2. It turns out that only about 2.6 per thousand mutations are directly harmful. That is, that they result in death or lowered fertility. Directly. This means that the number of absolutely directly harmful mutations is very low, not high. Also, the average mutation rate is at least one per individual. For humans, it looks like 4 per individual. So right now among the human population, there are 24 billion mutations. The odds that at least one of them will be beneficial in any particular environment approaches virtual certainty.

While both of these are probably true (I'm not sure about the data in point #2, but I don't doubt it) there are still major problems with turning to mutation/variation for the answer to evolution.

1. When mutations occur, information in a species DNA is either lost or copied incorrectly. A fly with an extra set of wings didn't get anything new because it already had the information needed for a pair of wings.
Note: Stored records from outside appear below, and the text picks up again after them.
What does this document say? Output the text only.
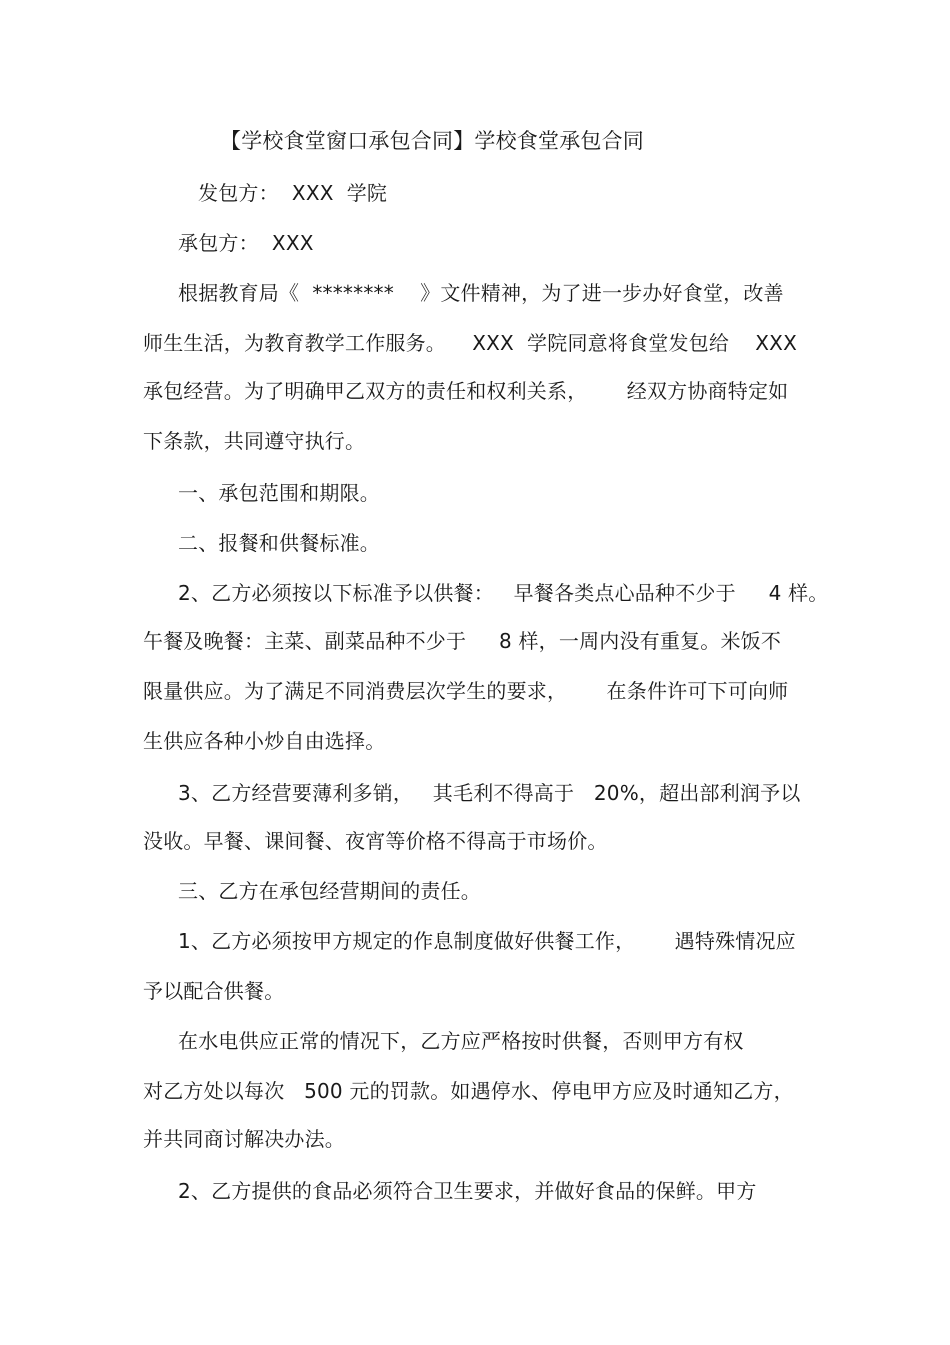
【学校食堂窗口承包合同】学校食堂承包合同
发包方：  XXX  学院
承包方：  XXX
根据教育局《  ********    》文件精神，为了进一步办好食堂，改善
师生生活，为教育教学工作服务。    XXX  学院同意将食堂发包给    XXX
承包经营。为了明确甲乙双方的责任和权利关系，      经双方协商特定如
下条款，共同遵守执行。
一、承包范围和期限。
二、报餐和供餐标准。
2、乙方必须按以下标准予以供餐：   早餐各类点心品种不少于     4 样。
午餐及晚餐：主菜、副菜品种不少于     8 样，一周内没有重复。米饭不
限量供应。为了满足不同消费层次学生的要求，      在条件许可下可向师
生供应各种小炒自由选择。
3、乙方经营要薄利多销，   其毛利不得高于   20%，超出部利润予以
没收。早餐、课间餐、夜宵等价格不得高于市场价。
三、乙方在承包经营期间的责任。
1、乙方必须按甲方规定的作息制度做好供餐工作，      遇特殊情况应
予以配合供餐。
在水电供应正常的情况下，乙方应严格按时供餐，否则甲方有权
对乙方处以每次   500 元的罚款。如遇停水、停电甲方应及时通知乙方，
并共同商讨解决办法。
2、乙方提供的食品必须符合卫生要求，并做好食品的保鲜。甲方
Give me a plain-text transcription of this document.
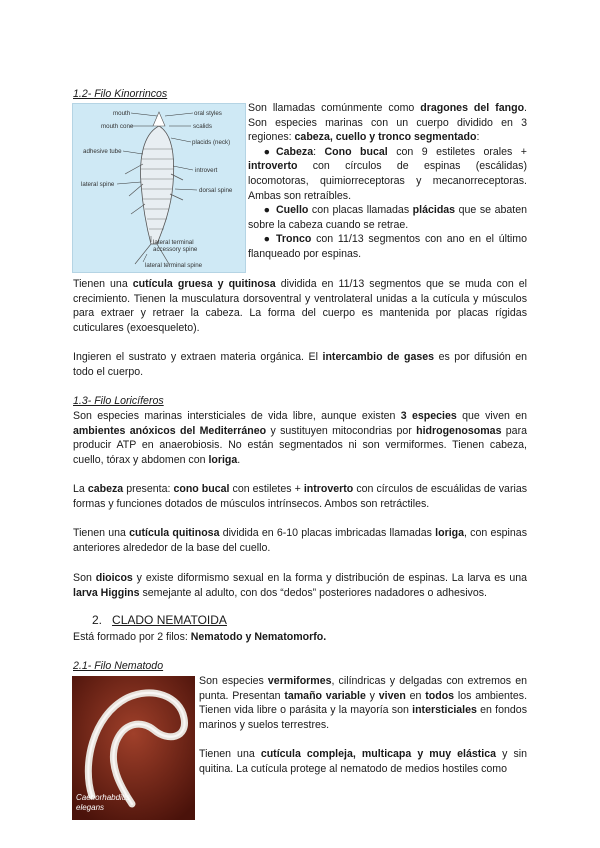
1.2- Filo Kinorrincos
mouth	oral styles
mouth cone	scalids
placids (neck)
adhesive tube
introvert
lateral spine
dorsal spine
lateral terminal
accessory spine
lateral terminal spine
Son llamadas comúnmente como dragones del fango. Son especies marinas con un cuerpo dividido en 3 regiones: cabeza, cuello y tronco segmentado:
● Cabeza: Cono bucal con 9 estiletes orales + introverto con círculos de espinas (escálidas) locomotoras, quimiorreceptoras y mecanorreceptoras. Ambas son retraíbles.
● Cuello con placas llamadas plácidas que se abaten sobre la cabeza cuando se retrae.
● Tronco con 11/13 segmentos con ano en el último flanqueado por espinas.
Tienen una cutícula gruesa y quitinosa dividida en 11/13 segmentos que se muda con el crecimiento. Tienen la musculatura dorsoventral y ventrolateral unidas a la cutícula y músculos para extraer y retraer la cabeza. La forma del cuerpo es mantenida por placas rígidas cuticulares (exoesqueleto).
Ingieren el sustrato y extraen materia orgánica. El intercambio de gases es por difusión en todo el cuerpo.
1.3- Filo Loricíferos
Son especies marinas intersticiales de vida libre, aunque existen 3 especies que viven en ambientes anóxicos del Mediterráneo y sustituyen mitocondrias por hidrogenosomas para producir ATP en anaerobiosis. No están segmentados ni son vermiformes. Tienen cabeza, cuello, tórax y abdomen con loriga.
La cabeza presenta: cono bucal con estiletes + introverto con círculos de escuálidas de varias formas y funciones dotados de músculos intrínsecos. Ambos son retráctiles.
Tienen una cutícula quitinosa dividida en 6-10 placas imbricadas llamadas loriga, con espinas anteriores alrededor de la base del cuello.
Son dioicos y existe diformismo sexual en la forma y distribución de espinas. La larva es una larva Higgins semejante al adulto, con dos “dedos” posteriores nadadores o adhesivos.
2. CLADO NEMATOIDA
Está formado por 2 filos: Nematodo y Nematomorfo.
2.1- Filo Nematodo
Caenorhabditis
elegans
Son especies vermiformes, cilíndricas y delgadas con extremos en punta. Presentan tamaño variable y viven en todos los ambientes. Tienen vida libre o parásita y la mayoría son intersticiales en fondos marinos y suelos terrestres.
Tienen una cutícula compleja, multicapa y muy elástica y sin quitina. La cutícula protege al nematodo de medios hostiles como
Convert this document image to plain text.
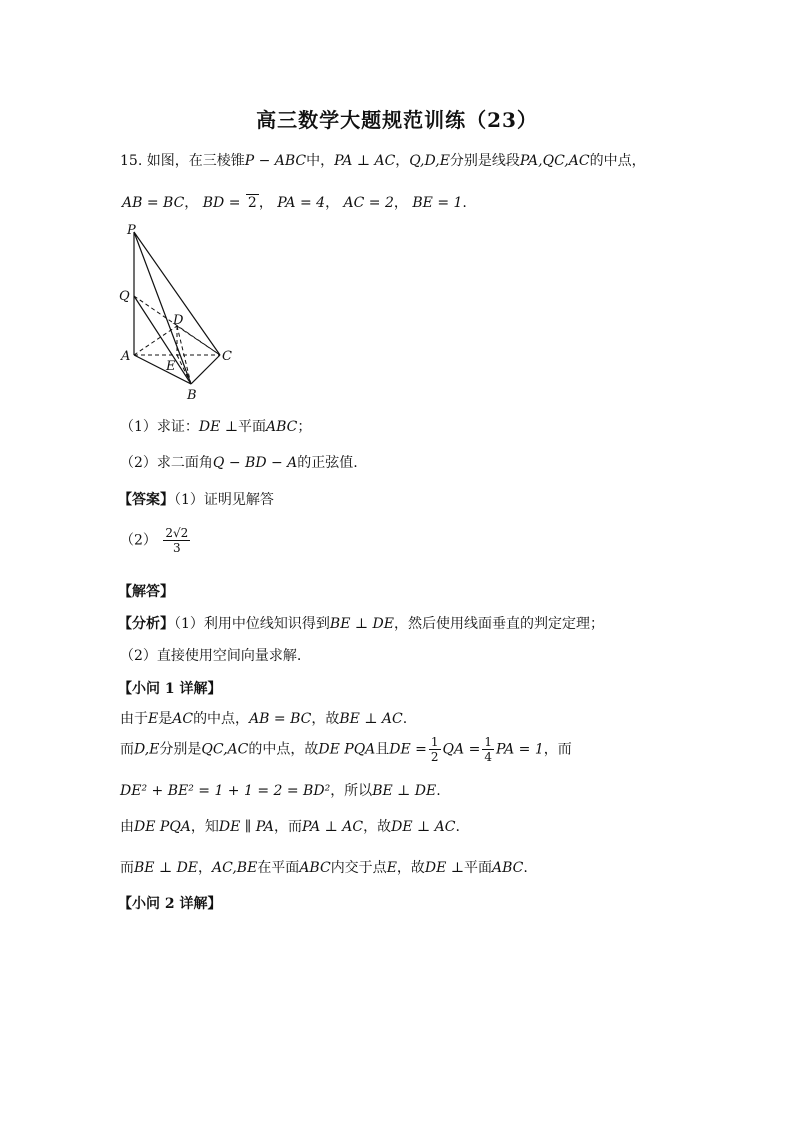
高三数学大题规范训练（23）
15. 如图，在三棱锥P − ABC中，PA ⊥ AC，Q,D,E分别是线段PA,QC,AC的中点，
AB = BC， BD = 2 ， PA = 4， AC = 2， BE = 1.
P
Q
D
A
E
C
B
（1）求证：DE ⊥平面ABC；
（2）求二面角Q − BD − A的正弦值.
【答案】（1）证明见解答
$(2) \frac{2√2}{3}$
【解答】
【分析】（1）利用中位线知识得到BE ⊥ DE，然后使用线面垂直的判定定理；
（2）直接使用空间向量求解.
【小问 1 详解】
由于E是AC的中点，AB = BC，故BE ⊥ AC.
而D,E分别是QC,AC的中点，故DE PQA且DE = $\frac{1}{2}$ QA = $\frac{1}{4}$ PA = 1，而
DE² + BE² = 1 + 1 = 2 = BD²，所以BE ⊥ DE.
由DE PQA，知DE ∥ PA，而PA ⊥ AC，故DE ⊥ AC.
而BE ⊥ DE，AC,BE在平面ABC内交于点E，故DE ⊥平面ABC.
【小问 2 详解】
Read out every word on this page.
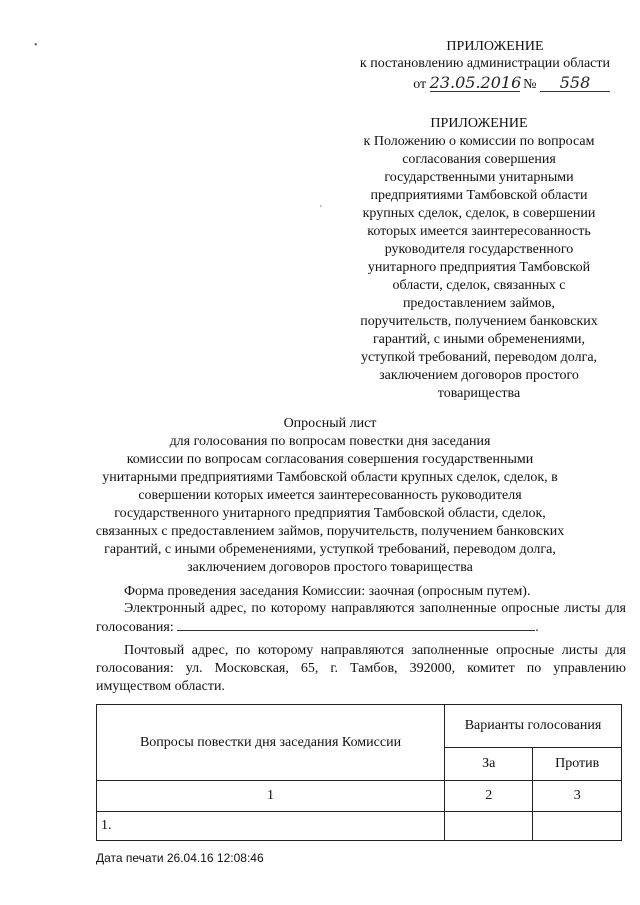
•
'
ПРИЛОЖЕНИЕ
к постановлению администрации области
от 23.05.2016 № 558
ПРИЛОЖЕНИЕ
к Положению о комиссии по вопросам
согласования совершения
государственными унитарными
предприятиями Тамбовской области
крупных сделок, сделок, в совершении
которых имеется заинтересованность
руководителя государственного
унитарного предприятия Тамбовской
области, сделок, связанных с
предоставлением займов,
поручительств, получением банковских
гарантий, с иными обременениями,
уступкой требований, переводом долга,
заключением договоров простого
товарищества
Опросный лист
для голосования по вопросам повестки дня заседания
комиссии по вопросам согласования совершения государственными
унитарными предприятиями Тамбовской области крупных сделок, сделок, в
совершении которых имеется заинтересованность руководителя
государственного унитарного предприятия Тамбовской области, сделок,
связанных с предоставлением займов, поручительств, получением банковских
гарантий, с иными обременениями, уступкой требований, переводом долга,
заключением договоров простого товарищества
Форма проведения заседания Комиссии: заочная (опросным путем).
Электронный адрес, по которому направляются заполненные опросные листы для голосования:	.
Почтовый адрес, по которому направляются заполненные опросные листы для голосования: ул. Московская, 65, г. Тамбов, 392000, комитет по управлению имуществом области.
Вопросы повестки дня заседания Комиссии	Варианты голосования	
	За	Против
1	2	3
1.		
Дата печати 26.04.16 12:08:46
This allows for a new species of fly to come about, but a fly could never evolve into a bird because it does not already have the information available that is necessary to have feathers or a beak. "Neither observation nor controlled experiment has shown natural selection manipulating mutations so as to produce a new gene, hormone, enzyme system or organ" (Michael Pitman 'Adam and Evolution' pp.67-68).

4. Each individual represents one chance in the lottery. Natural selection doesn't care if 999 out of 1,000 individuals get "bad" mutations, because natural selection will preserve the "good" one. So it doesn't matter how "rare" the mutation is (which they are not anyway), because the odds are that one member of a population will be the lucky winner in the lottery. The odds of any particular individual winning is low, but the odds of someone winning are 1 -- certainty.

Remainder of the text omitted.